Auch für einen weiteren deutschen Fahrer war die Vuelta a Espana frühzeitig zu Ende: Lennard Kämna (Team Sunweb), der mit der Vuelta sein Grand Tour Debut feierte, wurde nach dem Einzelzeitfahren in der dritten Woche aus dem Rennen genommen. Der 20-jährige war der jüngste Fahrer im Peloton und schlug sich wacker durch seine erste Rundfahrt seiner Profikarriere.

„Es ist wirklich enttäuschend, dass ich meine erste Grand Tour vorzeitig beenden muss“, sagte Kämna. „Es war bis hierher eine großartige Erfahrung und ich habe viel gelernt. Ich freue mich schon jetzt darauf, mit meinem Team am Start der nächsten großen Rundfahrt zu stehen.“ Beim EZF hatte er kurzzeitig sogar die Bestzeit inne und schaffte es letztendlich mit seinem achten Platz unter die Top zehn der 16. Etappe. Wir können hoffen, den jungen Deutschen auch in der Zukunft im Peloton und weiter vorne in den Platzierungen vorzufinden.

 

Warren Barguil (hier bei der Tour de France) wurde vorzeitig aus dem Rennen genommen. (Foto: SirottI)

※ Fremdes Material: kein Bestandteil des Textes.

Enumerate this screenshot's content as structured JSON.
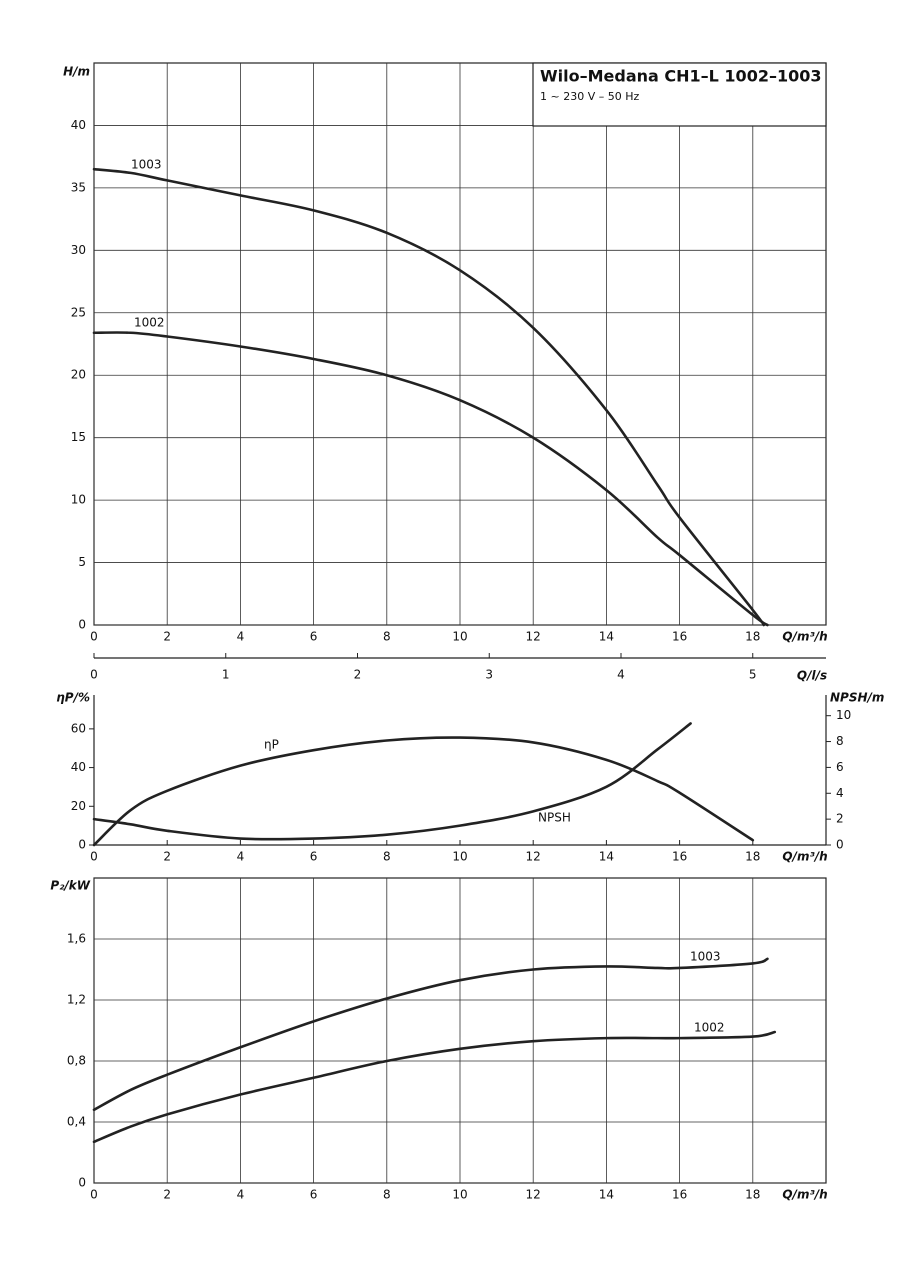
{
  "chart_data": [
    {
      "type": "line",
      "title": "Wilo–Medana CH1–L 1002–1003",
      "subtitle": "1 ~ 230 V – 50 Hz",
      "ylabel": "H/m",
      "xlabel": "Q/m³/h",
      "x2label": "Q/l/s",
      "xlim": [
        0,
        20
      ],
      "xticks": [
        0,
        2,
        4,
        6,
        8,
        10,
        12,
        14,
        16,
        18
      ],
      "ylim": [
        0,
        45
      ],
      "yticks": [
        0,
        5,
        10,
        15,
        20,
        25,
        30,
        35,
        40
      ],
      "x2lim": [
        0,
        5.556
      ],
      "x2ticks": [
        0,
        1,
        2,
        3,
        4,
        5
      ],
      "grid": true,
      "series": [
        {
          "name": "1003",
          "color": "#222222",
          "x": [
            0,
            1,
            2,
            4,
            6,
            8,
            10,
            12,
            14,
            15.4,
            16,
            18,
            18.3
          ],
          "values": [
            36.5,
            36.2,
            35.6,
            34.4,
            33.2,
            31.4,
            28.4,
            23.8,
            17.2,
            11.2,
            8.6,
            1.2,
            0
          ]
        },
        {
          "name": "1002",
          "color": "#222222",
          "x": [
            0,
            1,
            2,
            4,
            6,
            8,
            10,
            12,
            14,
            15.4,
            16,
            18,
            18.4
          ],
          "values": [
            23.4,
            23.4,
            23.1,
            22.3,
            21.3,
            20,
            18,
            15,
            10.8,
            7,
            5.6,
            0.8,
            0
          ]
        }
      ]
    },
    {
      "type": "line",
      "ylabel": "ηP/%",
      "y2label": "NPSH/m",
      "xlabel": "Q/m³/h",
      "xlim": [
        0,
        20
      ],
      "xticks": [
        0,
        2,
        4,
        6,
        8,
        10,
        12,
        14,
        16,
        18
      ],
      "ylim": [
        0,
        77.5
      ],
      "yticks": [
        0,
        20,
        40,
        60
      ],
      "y2lim": [
        0,
        11.6
      ],
      "y2ticks": [
        0,
        2,
        4,
        6,
        8,
        10
      ],
      "grid": false,
      "series": [
        {
          "name": "ηP",
          "color": "#222222",
          "x": [
            0,
            1,
            2,
            4,
            6,
            8,
            10,
            12,
            14,
            15.4,
            16,
            18
          ],
          "values": [
            0,
            18,
            28,
            41,
            49,
            54,
            55.5,
            53,
            44,
            33,
            27,
            2.5
          ]
        },
        {
          "name": "NPSH",
          "color": "#222222",
          "axis": "y2",
          "x": [
            0,
            1,
            2,
            4,
            6,
            8,
            10,
            12,
            14,
            15.4,
            16.3
          ],
          "values": [
            2,
            1.6,
            1.1,
            0.5,
            0.5,
            0.8,
            1.5,
            2.6,
            4.5,
            7.4,
            9.4
          ]
        }
      ]
    },
    {
      "type": "line",
      "ylabel": "P₂/kW",
      "xlabel": "Q/m³/h",
      "xlim": [
        0,
        20
      ],
      "xticks": [
        0,
        2,
        4,
        6,
        8,
        10,
        12,
        14,
        16,
        18
      ],
      "ylim": [
        0,
        2
      ],
      "yticks": [
        0,
        {
          "value": 0.4,
          "label": "0,4"
        },
        {
          "value": 0.8,
          "label": "0,8"
        },
        {
          "value": 1.2,
          "label": "1,2"
        },
        {
          "value": 1.6,
          "label": "1,6"
        }
      ],
      "grid": true,
      "series": [
        {
          "name": "1003",
          "color": "#222222",
          "x": [
            0,
            1,
            2,
            4,
            6,
            8,
            10,
            12,
            14,
            15.4,
            16,
            18,
            18.4
          ],
          "values": [
            0.48,
            0.61,
            0.71,
            0.89,
            1.06,
            1.21,
            1.33,
            1.4,
            1.42,
            1.41,
            1.41,
            1.44,
            1.47
          ]
        },
        {
          "name": "1002",
          "color": "#222222",
          "x": [
            0,
            1,
            2,
            4,
            6,
            8,
            10,
            12,
            14,
            15.4,
            16,
            18,
            18.6
          ],
          "values": [
            0.27,
            0.37,
            0.45,
            0.58,
            0.69,
            0.8,
            0.88,
            0.93,
            0.95,
            0.95,
            0.95,
            0.96,
            0.99
          ]
        }
      ]
    }
  ]
}
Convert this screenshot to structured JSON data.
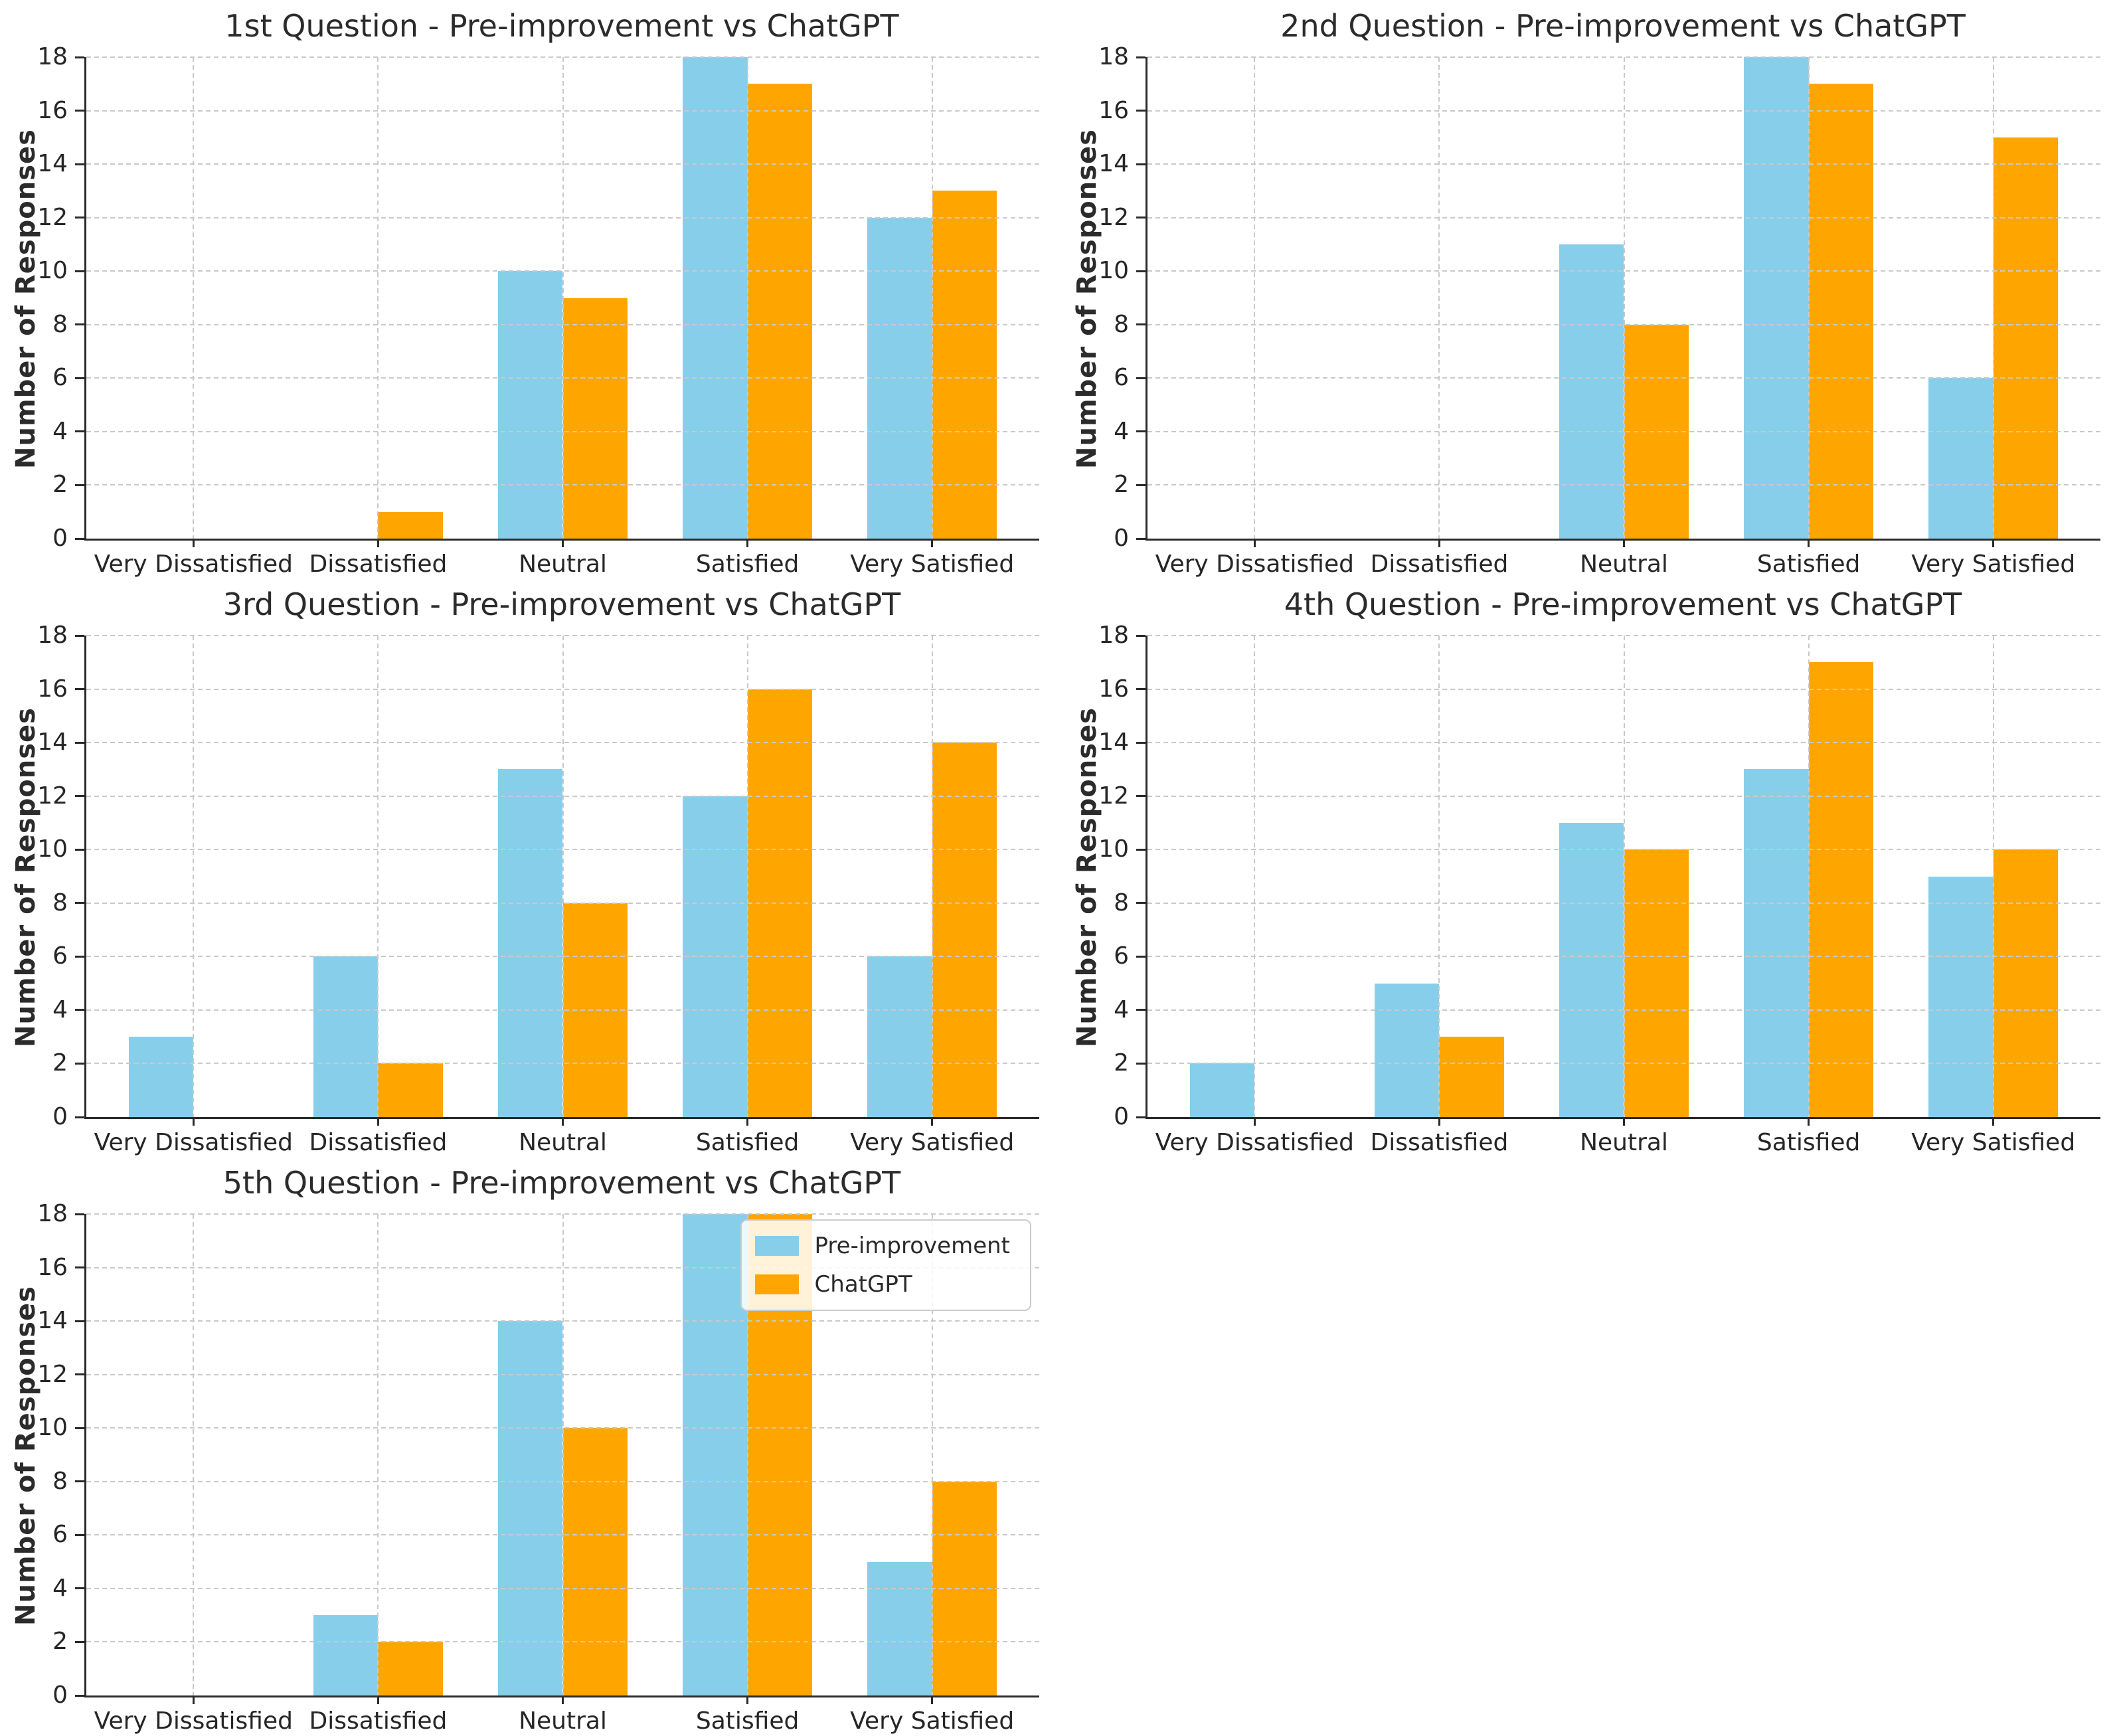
{
  "colors": {
    "pre_improvement": "#87CEEB",
    "chatgpt": "#FFA500",
    "gridline": "#c9c9c9",
    "spine": "#2a2a2a",
    "text": "#262626"
  },
  "legend": {
    "entries": [
      {
        "label": "Pre-improvement",
        "color": "#87CEEB"
      },
      {
        "label": "ChatGPT",
        "color": "#FFA500"
      }
    ],
    "position": "upper right",
    "shown_on_chart": 5
  },
  "chart_data": [
    {
      "type": "bar",
      "title": "1st Question - Pre-improvement vs ChatGPT",
      "xlabel": "",
      "ylabel": "Number of Responses",
      "ylim": [
        0,
        18
      ],
      "ytick_step": 2,
      "grid": "dashed, drawn above bars",
      "categories": [
        "Very Dissatisfied",
        "Dissatisfied",
        "Neutral",
        "Satisfied",
        "Very Satisfied"
      ],
      "series": [
        {
          "name": "Pre-improvement",
          "color": "#87CEEB",
          "values": [
            0,
            0,
            10,
            18,
            12
          ]
        },
        {
          "name": "ChatGPT",
          "color": "#FFA500",
          "values": [
            0,
            1,
            9,
            17,
            13
          ]
        }
      ],
      "legend_position": null
    },
    {
      "type": "bar",
      "title": "2nd Question - Pre-improvement vs ChatGPT",
      "xlabel": "",
      "ylabel": "Number of Responses",
      "ylim": [
        0,
        18
      ],
      "ytick_step": 2,
      "grid": "dashed, drawn above bars",
      "categories": [
        "Very Dissatisfied",
        "Dissatisfied",
        "Neutral",
        "Satisfied",
        "Very Satisfied"
      ],
      "series": [
        {
          "name": "Pre-improvement",
          "color": "#87CEEB",
          "values": [
            0,
            0,
            11,
            18,
            6
          ]
        },
        {
          "name": "ChatGPT",
          "color": "#FFA500",
          "values": [
            0,
            0,
            8,
            17,
            15
          ]
        }
      ],
      "legend_position": null
    },
    {
      "type": "bar",
      "title": "3rd Question - Pre-improvement vs ChatGPT",
      "xlabel": "",
      "ylabel": "Number of Responses",
      "ylim": [
        0,
        18
      ],
      "ytick_step": 2,
      "grid": "dashed, drawn above bars",
      "categories": [
        "Very Dissatisfied",
        "Dissatisfied",
        "Neutral",
        "Satisfied",
        "Very Satisfied"
      ],
      "series": [
        {
          "name": "Pre-improvement",
          "color": "#87CEEB",
          "values": [
            3,
            6,
            13,
            12,
            6
          ]
        },
        {
          "name": "ChatGPT",
          "color": "#FFA500",
          "values": [
            0,
            2,
            8,
            16,
            14
          ]
        }
      ],
      "legend_position": null
    },
    {
      "type": "bar",
      "title": "4th Question - Pre-improvement vs ChatGPT",
      "xlabel": "",
      "ylabel": "Number of Responses",
      "ylim": [
        0,
        18
      ],
      "ytick_step": 2,
      "grid": "dashed, drawn above bars",
      "categories": [
        "Very Dissatisfied",
        "Dissatisfied",
        "Neutral",
        "Satisfied",
        "Very Satisfied"
      ],
      "series": [
        {
          "name": "Pre-improvement",
          "color": "#87CEEB",
          "values": [
            2,
            5,
            11,
            13,
            9
          ]
        },
        {
          "name": "ChatGPT",
          "color": "#FFA500",
          "values": [
            0,
            3,
            10,
            17,
            10
          ]
        }
      ],
      "legend_position": null
    },
    {
      "type": "bar",
      "title": "5th Question - Pre-improvement vs ChatGPT",
      "xlabel": "",
      "ylabel": "Number of Responses",
      "ylim": [
        0,
        18
      ],
      "ytick_step": 2,
      "grid": "dashed, drawn above bars",
      "categories": [
        "Very Dissatisfied",
        "Dissatisfied",
        "Neutral",
        "Satisfied",
        "Very Satisfied"
      ],
      "series": [
        {
          "name": "Pre-improvement",
          "color": "#87CEEB",
          "values": [
            0,
            3,
            14,
            18,
            5
          ]
        },
        {
          "name": "ChatGPT",
          "color": "#FFA500",
          "values": [
            0,
            2,
            10,
            18,
            8
          ]
        }
      ],
      "legend_position": "upper right"
    }
  ]
}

Warren Barguil wird aus dem Rennen entzogen

Für eine weitere Überraschung sorgte das Management von Team Sunweb als es vor der 8. Etappe verkündete, dass Warren Barguil aus dem Rennen gezogen werden würde. Der Sieger der Bergwertung bei der diesjährigen Tour de France, bei der er auch zwei Etappen gewann, war als Königshelfer für Wilco Keldermann eingeteilt worden. Aber der talentierte Kletterer hatte andere Vorstellungen: Barguil wollte in den Bergen mehr für sich fahren und sich nicht durch Vorschriften des Teams bestimmen lassen. Es kam zu Auseinandersetzungen und das Management entschloss, da der Franzose „sich nicht an die Zielsetzung des Teams hielt“, Barguil von der Vuelta a España auszuschließen.

„Es ist eine Team-Entscheidung und die werde ich befolgen“, sagte Barguil, der seinen Vertrag mit Team Sunweb frühzeitig auflöste und in der nächsten Saison für Fortuneo-Oscaro fahren wird. „Mir geht es gut und meine Beine fühlen sich gut an. Ich sehe mich in einer anderen Rolle und wollte in den Bergen angreifen wie ich es schon in der Tour getan habe. Die Vuelta a España ist ein tolles Rennen und ich bin enttäuscht, es vorzeitig zu verlassen. Aber ich muss die Entscheidung des Teams akzeptieren.“

Mit der Vuelta a España geht die Saison der Grand Touren zu Ende. Hasta luego! (Foto: Sirotti)

Ein Start in Frankreich, neun Bergankünfte, berüchtigte Anstiege, harte Bergetappen, eine Ankunft in Madrid, ein Abschied und ein Fahrer, der Geschichte schrieb: Es war ein krönender Abschluss der 2017 Saison der Grand Touren. Wir erwarten mit Spannung, was uns bei der Vuelta a España 2018 erwartet. Bis dahin sagen wir: ¡Hasta luego, España!